Variables, on the other hand, are the numerical representations of constructs or characteristics that vary from person to person. When people fill out the patriotism instrument, their answers to those questions will either be averaged or summed and that will give a single value. This value will be the “patriotism” variable, representing the construct of patriotism. In this particular example, it will be the independent variable, usually signified as the “IV”. The IV is the variable in research that is expected to have some effect on another variable. This other variable is the dependent variable, usually signified as the “DV”, and is the variable that represents the outcome. In this example, patriotism (the IV) is expected to have some effect on the outcome of voting behavior (the DV). By measuring people’s levels of patriotism (a construct), and asking them how likely they are to vote in elections (a characteristic), we can then use statistical analysis to find out if their patriotism is associated with their tendency to vote. This would most directly be done with a correlation, but other analyses may also be done to answer questions of prediction or group differences.

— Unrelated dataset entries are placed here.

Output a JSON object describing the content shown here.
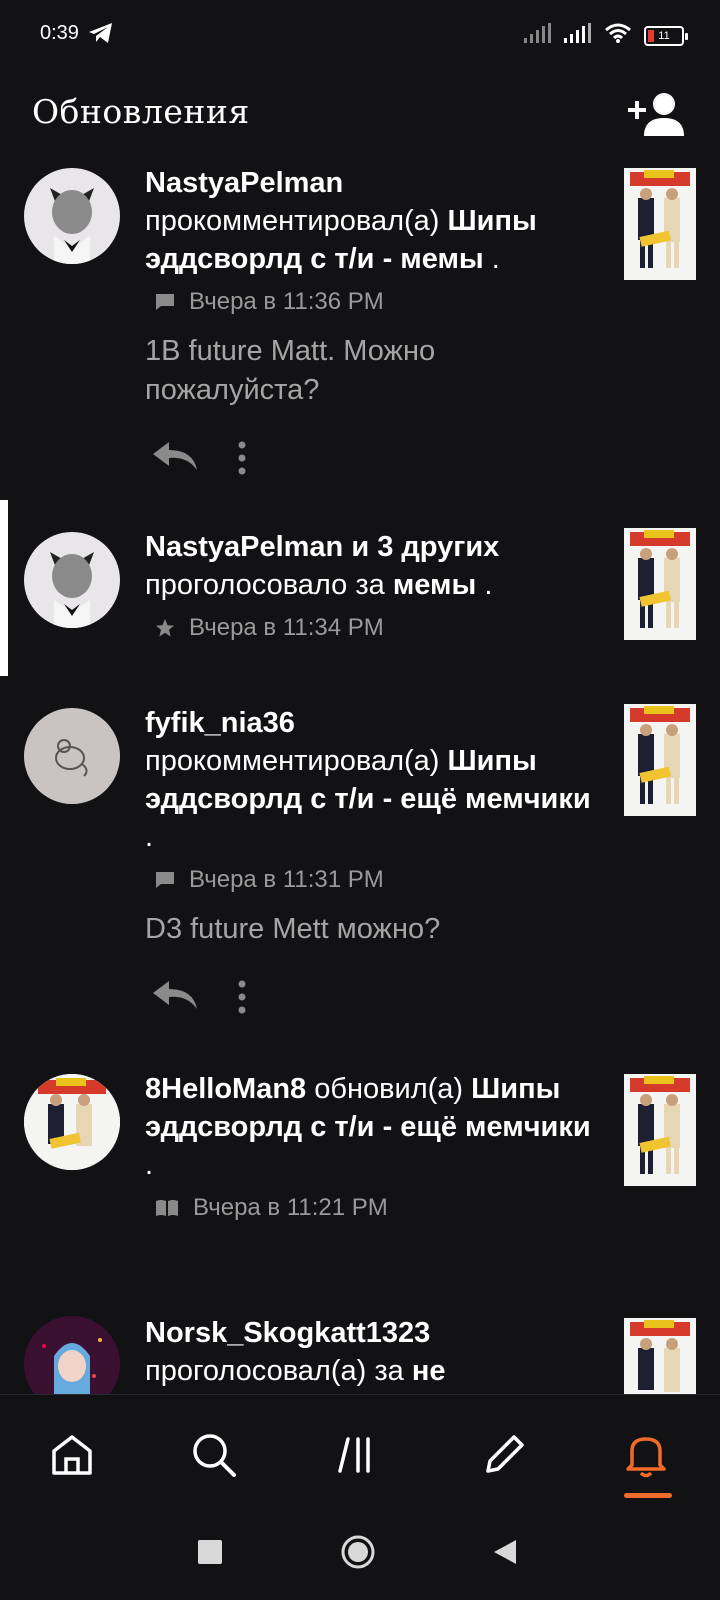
{
  "status_bar": {
    "time": "0:39",
    "battery": "11"
  },
  "header": {
    "title": "Обновления"
  },
  "feed": [
    {
      "user": "NastyaPelman",
      "action": "прокомментировал(а)",
      "target": "Шипы эддсворлд с т/и - мемы",
      "end": ".",
      "timestamp": "Вчера в 11:36 PM",
      "meta_icon": "comment-icon",
      "comment": "1B future Matt. Можно пожалуйста?"
    },
    {
      "user": "NastyaPelman и 3 других",
      "action": "проголосовало за",
      "target": "мемы",
      "end": ".",
      "timestamp": "Вчера в 11:34 PM",
      "meta_icon": "star-icon"
    },
    {
      "user": "fyfik_nia36",
      "action": "прокомментировал(а)",
      "target": "Шипы эддсворлд с т/и - ещё мемчики",
      "end": ".",
      "timestamp": "Вчера в 11:31 PM",
      "meta_icon": "comment-icon",
      "comment": "D3 future Mett можно?"
    },
    {
      "user": "8HelloMan8",
      "action": "обновил(а)",
      "target": "Шипы эддсворлд с т/и - ещё мемчики",
      "end": ".",
      "timestamp": "Вчера в 11:21 PM",
      "meta_icon": "book-icon"
    },
    {
      "user": "Norsk_Skogkatt1323",
      "action": "проголосовал(а) за",
      "target": "не"
    }
  ],
  "bottom_nav": [
    "home-icon",
    "search-icon",
    "library-icon",
    "write-icon",
    "notifications-icon"
  ],
  "colors": {
    "accent": "#f26b2b",
    "background": "#121114",
    "muted": "#9a9a9a"
  }
}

We should be mindful, however, that a list of questions doesn’t necessarily make up an instrument. If the questions aren’t all written to measure various aspects of a single construct, then it is merely a list of questions. It is the relatedness of the questions that make it an instrument, and there are ways to test this relatedness in a statistical fashion, such as inter-item correlations or, in some cases, factor analysis (later!). The construct is the center of an instrument, the star of the show you might say, and a useful thing to keep in mind as you design your research study. So should you write your own instruments for your research study? Occasionally this might be necessary, but in most cases instruments already exist that measure the constructs you might have in mind.